Eg. id 'pub.infofile' can be routed either full
pattern or simply 'pub', which will route all 'pub'
messages to some handler.

- pub.infofile, pub.state, pub.stats
- log.info, log.error, ...
- job.*
- req.* ??


CC handlers
-----------

Handler is a Python class that is registered for a message type pattern.

Examples:

cc.handler.proxy: sends message to another CC instance
cc.handler.database: launches db function with message
cc.handler.taskrouter: keeps track of routes to task executors
cc.handler.infowriter: writes infofiles
cc.handler.locallogger: writes logfiles
cc.handler.jobmgr: local jobs [daemons / tasks] query it for config and keepalive


CC daemons
----------

These are daemons that are launched and managed by CC.
They act as ordinary clients, except they are configured
from CC config, instead of separate standalone scripts.

Examples:

- cc.daemon.infosender: reads info files, sends them to CC
- cc.daemon.taskrunner: registers on taskrouter, waits for tasks
- cc.daemon.discovery: discovers things


Patterns
--------

Neither handlers nor daemons need to be tied/managed by CC,
they can always be launched as standalone services.
They are managed with CC only for easier administration.
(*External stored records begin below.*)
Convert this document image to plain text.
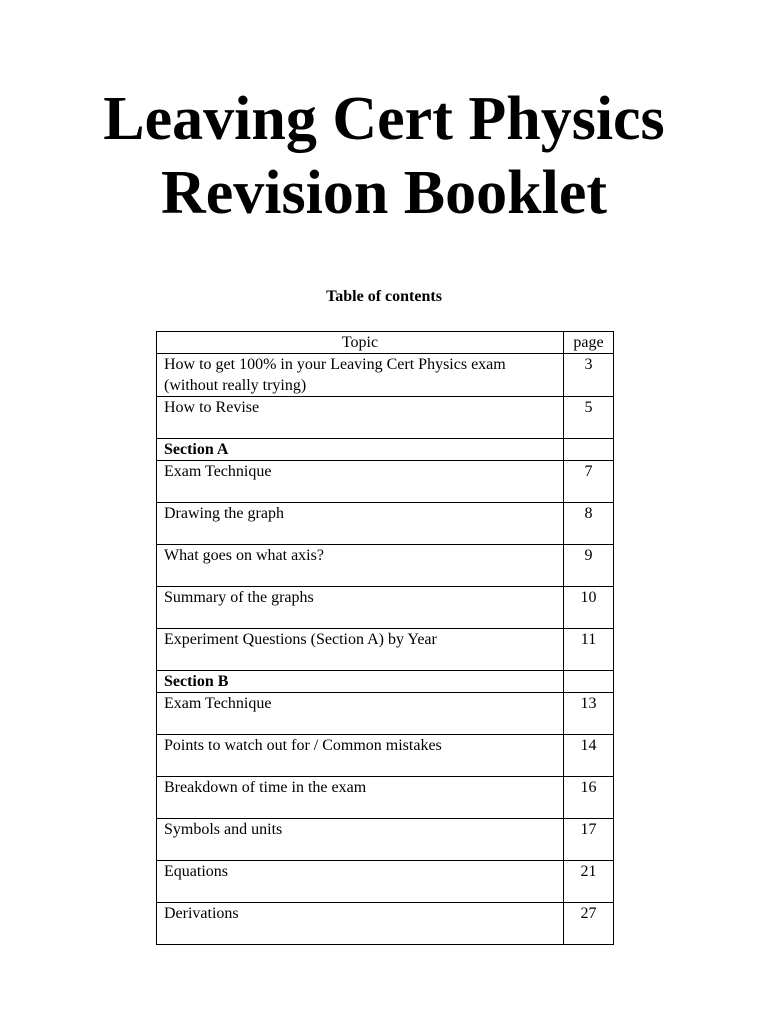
Leaving Cert Physics
Revision Booklet
Table of contents
Topic	page

How to get 100% in your Leaving Cert Physics exam
(without really trying)	3

How to Revise	5
Section A	

Exam Technique	7

Drawing the graph	8

What goes on what axis?	9

Summary of the graphs	10

Experiment Questions (Section A) by Year	11
Section B	

Exam Technique	13

Points to watch out for / Common mistakes	14

Breakdown of time in the exam	16

Symbols and units	17

Equations	21

Derivations	27
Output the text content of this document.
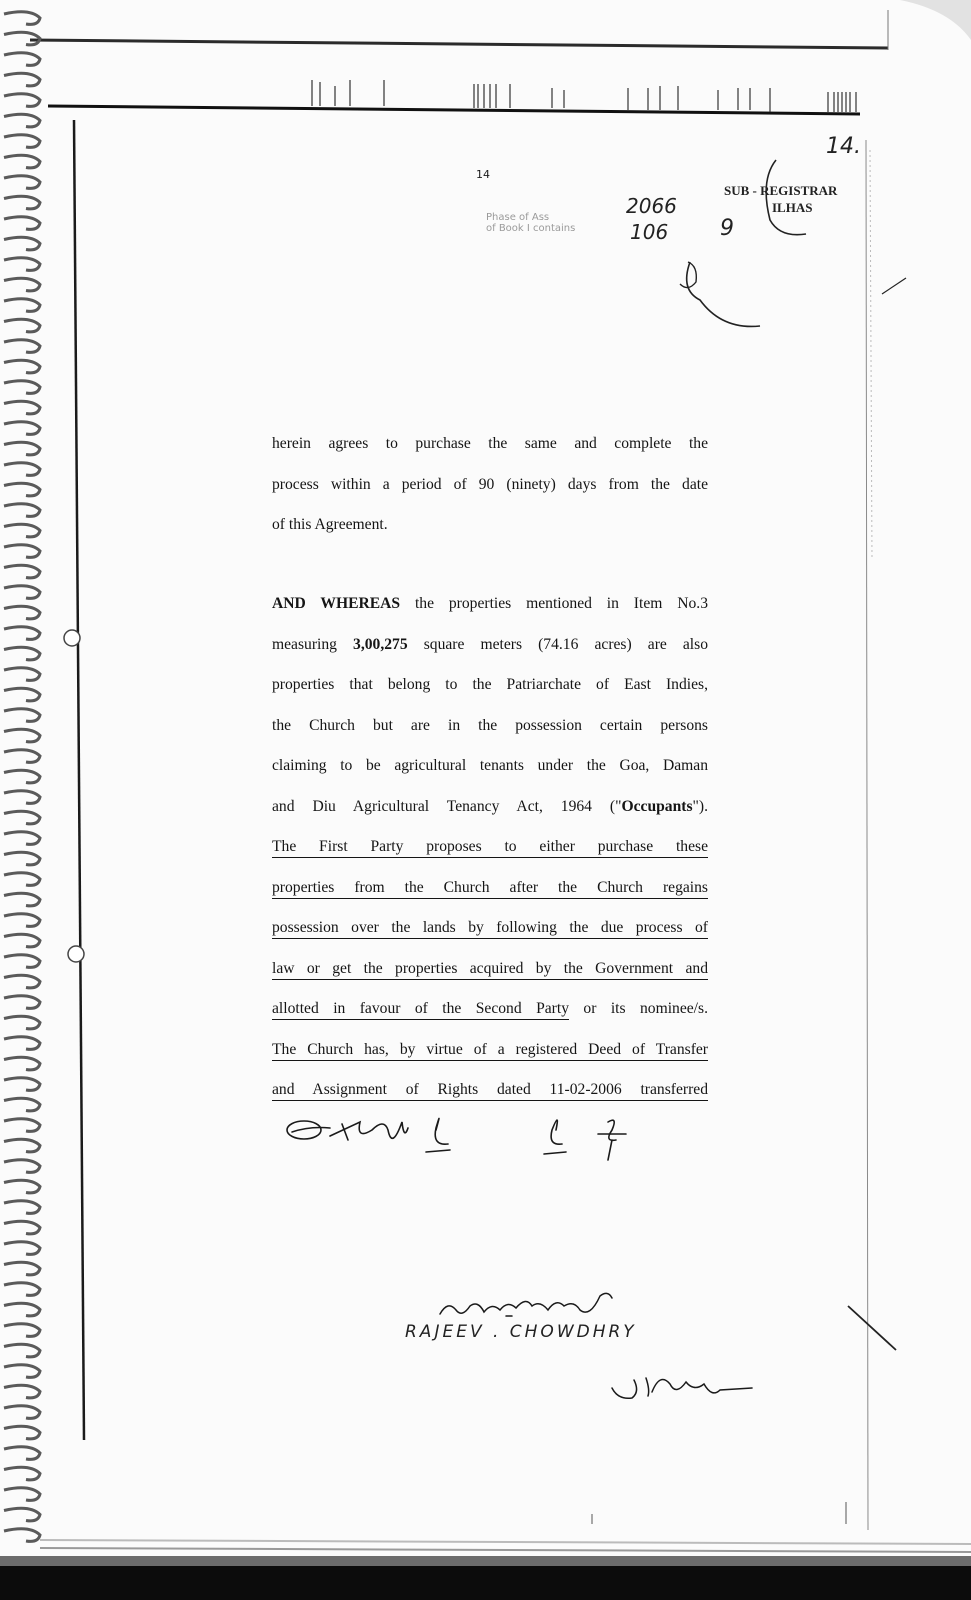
14
14.
SUB - REGISTRAR
ILHAS
Phase of Ass
of Book I contains
2066
106 9
herein agrees to purchase the same and complete the
process within a period of 90 (ninety) days from the date
of this Agreement.
AND WHEREAS the properties mentioned in Item No.3
measuring 3,00,275 square meters (74.16 acres) are also
properties that belong to the Patriarchate of East Indies,
the Church but are in the possession certain persons
claiming to be agricultural tenants under the Goa, Daman
and Diu Agricultural Tenancy Act, 1964 ("Occupants").
The First Party proposes to either purchase these
properties from the Church after the Church regains
possession over the lands by following the due process of
law or get the properties acquired by the Government and
allotted in favour of the Second Party or its nominee/s.
The Church has, by virtue of a registered Deed of Transfer
and Assignment of Rights dated 11-02-2006 transferred
RAJEEV . CHOWDHRY
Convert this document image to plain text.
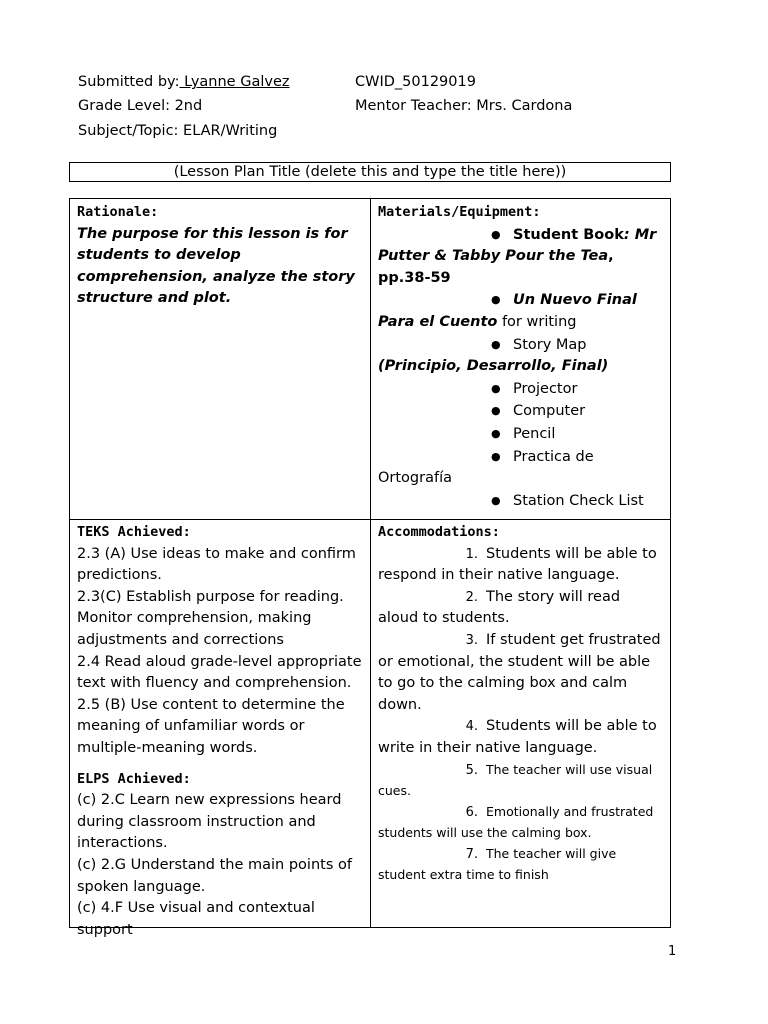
Submitted by: Lyanne Galvez	CWID_50129019
Grade Level: 2nd	Mentor Teacher: Mrs. Cardona
Subject/Topic: ELAR/Writing
(Lesson Plan Title (delete this and type the title here))
Rationale:
The purpose for this lesson is for students to develop comprehension, analyze the story structure and plot.
Materials/Equipment:
● Student Book: Mr Putter & Tabby Pour the Tea, pp.38-59
● Un Nuevo Final Para el Cuento for writing
● Story Map (Principio, Desarrollo, Final)
● Projector
● Computer
● Pencil
● Practica de Ortografía
● Station Check List
TEKS Achieved:
2.3 (A) Use ideas to make and confirm predictions.
2.3(C) Establish purpose for reading. Monitor comprehension, making adjustments and corrections
2.4 Read aloud grade-level appropriate text with fluency and comprehension.
2.5 (B) Use content to determine the meaning of unfamiliar words or multiple-meaning words.
ELPS Achieved:
(c) 2.C Learn new expressions heard during classroom instruction and interactions.
(c) 2.G Understand the main points of spoken language.
(c) 4.F Use visual and contextual support
Accommodations:
1. Students will be able to respond in their native language.
2. The story will read aloud to students.
3. If student get frustrated or emotional, the student will be able to go to the calming box and calm down.
4. Students will be able to write in their native language.
5. The teacher will use visual cues.
6. Emotionally and frustrated students will use the calming box.
7. The teacher will give student extra time to finish
1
That also means there are few daemon/handler combinations
that make sense, and others that don't.

To avoid accidental mis-configs, the handlers are checked
against ccserver's cc-role option.

cc-role = local
- listens on localhost
- handlers: jobmgr, proxy, locallogger
- daemons: taskexec, infosender, ...

cc-role = remote
- listens network
- handlers: proxy / dbservice / logwriter / infowriter
- daemons: -


Crypto
------

CC uses the CMS/PKCS7 message format (from SMIME) for signing
and encrypting.

Currently ccserver and daemons have crypto config, handlers
all share the top-level ccserver's one.  Daemon config
is inherited from master ccserver.

cms-keystore:
  directory where certs and private keys are stored.  Private
  keys are under ./private subdir.  So common server keystore
  would look like:

  ./server.crt
  ./ca.crt
  ./confdb.crt
  ./private/server.key

cms-sign:
  Key name to sign as.  Requires files ./$key.crt and ./private/$key.key
  under keystore.  If set, all outgoing messages are signed.

cms-verify-ca:
  Cert name to use to signature verification.  Requires
  ./$name.crt under keystore.  If set, incoming messages
  must be signed under key certified by CA.

cms-encrypt:
  Cert name to encrypt to.  Requires ./$name.crt under keystore.
  Note - this should not be CA cert but some service one, like 'infoserver'.
  Must be paired with cms-sign.

cms-decrypt:
  Key and cert name to decrypt as.  Requires $name.crt and ./private/$name.key.
  Note - service key.
  Must be paired with cms-verify-ca.